[sci.lang] English grammar

goldberg@su-russell.ARPA (Jeffrey Goldberg) (05/30/87)

In article <2112@husc6.UUCP> hughes@endor.UUCP (Brian Hughes) writes:
>In article <1116@houdi.UUCP> marty1@houdi.UUCP (M.BRILLIANT) writes:
>	(summarized)
>>In article <13263@watmath.UUCP>, erhoogerbeet@watmath.UUCP writes:
>>> ...
>>> Is there a Backus-Naur Form for the English language itself or is this too
>>> complicated? ... Basically, what I am asking is it possible to do syntactic
>>> checking as if "compiling" a sentence with rules set down in some BNF?

>	Natural language is not context free (though some people disagree
>on this). BNF formalisms cannot deal with context sensitive languages

I don't think that there is any serious disagreement here.  The
work done by Culy on Bambara reduplication and Shieber on Swiss
cross serial dependencies has convinced the last hold outs for CFness
(Geoff Pullum, Gerald Gazdar, and their students: me, Culy, etc).

>>About 30 years ago when I was at MIT doing graduate study in EE, my
>>wife was talking with a guy named Chomsky who wanted to do machine
>>translation.  The effort resulted in new approaches to English grammar,
>>but not in machine translation.

>	While in a strict sense this is true, Chomsky's transformational
>grammer seems to be almost universaly accepted as the basis upon which to
>build models that deal with the syntax of natural languages. This is true
>for computerized models as well as pure abstract models.

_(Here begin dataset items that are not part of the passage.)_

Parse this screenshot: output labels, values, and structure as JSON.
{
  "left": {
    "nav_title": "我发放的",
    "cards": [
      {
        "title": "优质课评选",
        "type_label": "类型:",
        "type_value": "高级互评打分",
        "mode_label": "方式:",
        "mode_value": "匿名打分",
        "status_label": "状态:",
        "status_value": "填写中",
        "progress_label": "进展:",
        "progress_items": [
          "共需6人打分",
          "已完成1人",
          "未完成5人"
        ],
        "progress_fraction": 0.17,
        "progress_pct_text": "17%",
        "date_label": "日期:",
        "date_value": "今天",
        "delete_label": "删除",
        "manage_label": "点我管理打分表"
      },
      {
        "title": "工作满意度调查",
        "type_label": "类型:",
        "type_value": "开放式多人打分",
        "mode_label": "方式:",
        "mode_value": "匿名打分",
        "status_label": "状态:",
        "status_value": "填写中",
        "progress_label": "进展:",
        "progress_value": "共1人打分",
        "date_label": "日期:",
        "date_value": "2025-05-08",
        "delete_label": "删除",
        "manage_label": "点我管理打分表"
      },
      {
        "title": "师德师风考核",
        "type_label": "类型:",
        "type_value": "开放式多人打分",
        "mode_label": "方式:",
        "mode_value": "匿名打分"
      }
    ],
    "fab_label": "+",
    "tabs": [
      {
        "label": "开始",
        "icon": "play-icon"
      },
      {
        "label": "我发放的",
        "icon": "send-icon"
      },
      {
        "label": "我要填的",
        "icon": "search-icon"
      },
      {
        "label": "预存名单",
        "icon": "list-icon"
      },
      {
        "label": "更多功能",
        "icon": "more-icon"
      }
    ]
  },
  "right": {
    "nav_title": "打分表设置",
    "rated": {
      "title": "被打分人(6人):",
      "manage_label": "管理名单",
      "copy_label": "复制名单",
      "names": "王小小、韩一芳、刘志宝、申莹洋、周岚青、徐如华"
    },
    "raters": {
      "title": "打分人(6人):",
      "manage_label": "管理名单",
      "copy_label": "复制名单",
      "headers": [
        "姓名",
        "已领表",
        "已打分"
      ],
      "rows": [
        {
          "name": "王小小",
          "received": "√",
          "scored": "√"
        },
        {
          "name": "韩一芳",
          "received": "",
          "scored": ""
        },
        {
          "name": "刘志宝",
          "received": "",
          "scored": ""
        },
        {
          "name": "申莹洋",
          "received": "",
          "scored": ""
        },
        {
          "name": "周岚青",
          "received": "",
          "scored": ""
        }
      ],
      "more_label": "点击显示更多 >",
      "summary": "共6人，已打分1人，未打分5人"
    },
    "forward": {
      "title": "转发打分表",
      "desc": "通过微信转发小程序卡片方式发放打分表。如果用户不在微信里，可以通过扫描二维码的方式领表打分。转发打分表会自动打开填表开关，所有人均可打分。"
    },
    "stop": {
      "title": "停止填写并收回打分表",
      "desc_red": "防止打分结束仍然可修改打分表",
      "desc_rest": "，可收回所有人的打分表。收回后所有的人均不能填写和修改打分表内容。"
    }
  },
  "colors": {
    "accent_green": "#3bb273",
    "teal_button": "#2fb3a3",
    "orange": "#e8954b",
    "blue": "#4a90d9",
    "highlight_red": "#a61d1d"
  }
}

These is hardly true at all.  It is true that "generative grammar" is
nearly universally accepted, and this comes from Chomsky.  While
the most popular current generative theory is transformational
(Government and Binding theory), the role of transformations has
been reduced radically, and much more emphasis is placed on
interacting well formedness conditions on different levels of
representations.

Substantial minority theories, Generalized Phrase Structure
Grammar, and Lexical Functional Grammar, do not employ
transformations.

A summary of these three theories can be found in "Lectures
on Contemporary Syntactic Theories:  An Introduction to
government-Binding Theory, Generalized Phrase Structure Grammar,
and Lexical-Functional Grammar"  by Peter Sell.  Published by the
Center for the Study of Language and Information, and distributed
by Chicago University Press.

I have seen implementations based on LFG, GPSG (and an offshoot
of that) as well as some other not transformational models.  I
have only once seen a GB based parser.  It was very clever, but
it only parsed four sentences.

None of these theories were constructed with computer processing in
mind, but it does turn out that it is often easier to build a
parser based on nontransformation representations.  None of the
authors of these theories would claim that their theory was a
better linguistic theory because of this property.

>>> As I understand it so far, natural language processing would have at least
>>> two levels (syntactic, semantic) and that syntactic checking level would
>>> be the basis of the other.

I have seen parsers that build up semantic representations along
with the syntax in which there is no sense that the syntax is
prior.

Again, I am directing follow-ups to my follow-up to sci.lang.

-- 
Jeff Goldberg 
ARPA   goldberg@russell.stanford.edu
UUCP   ...!ucbvax!russell.stanford.edu!goldberg

tfra@ur-tut.UUCP (Tom Frauenhofer) (06/01/87)

[Et tu, line-eater?]

Actually, there is a (one-paragraph) discussion comparing BNF versus Transition
Networks in the latest issue of AI Magazine (Volume 8, Number 1).  It is part
of the article "YANLI: A Powerful Natural Language Front-End Tool" by
John C. Glasgow II.  It even includes an example of a BNF and a Transition
Network representation of the same grammar fragment.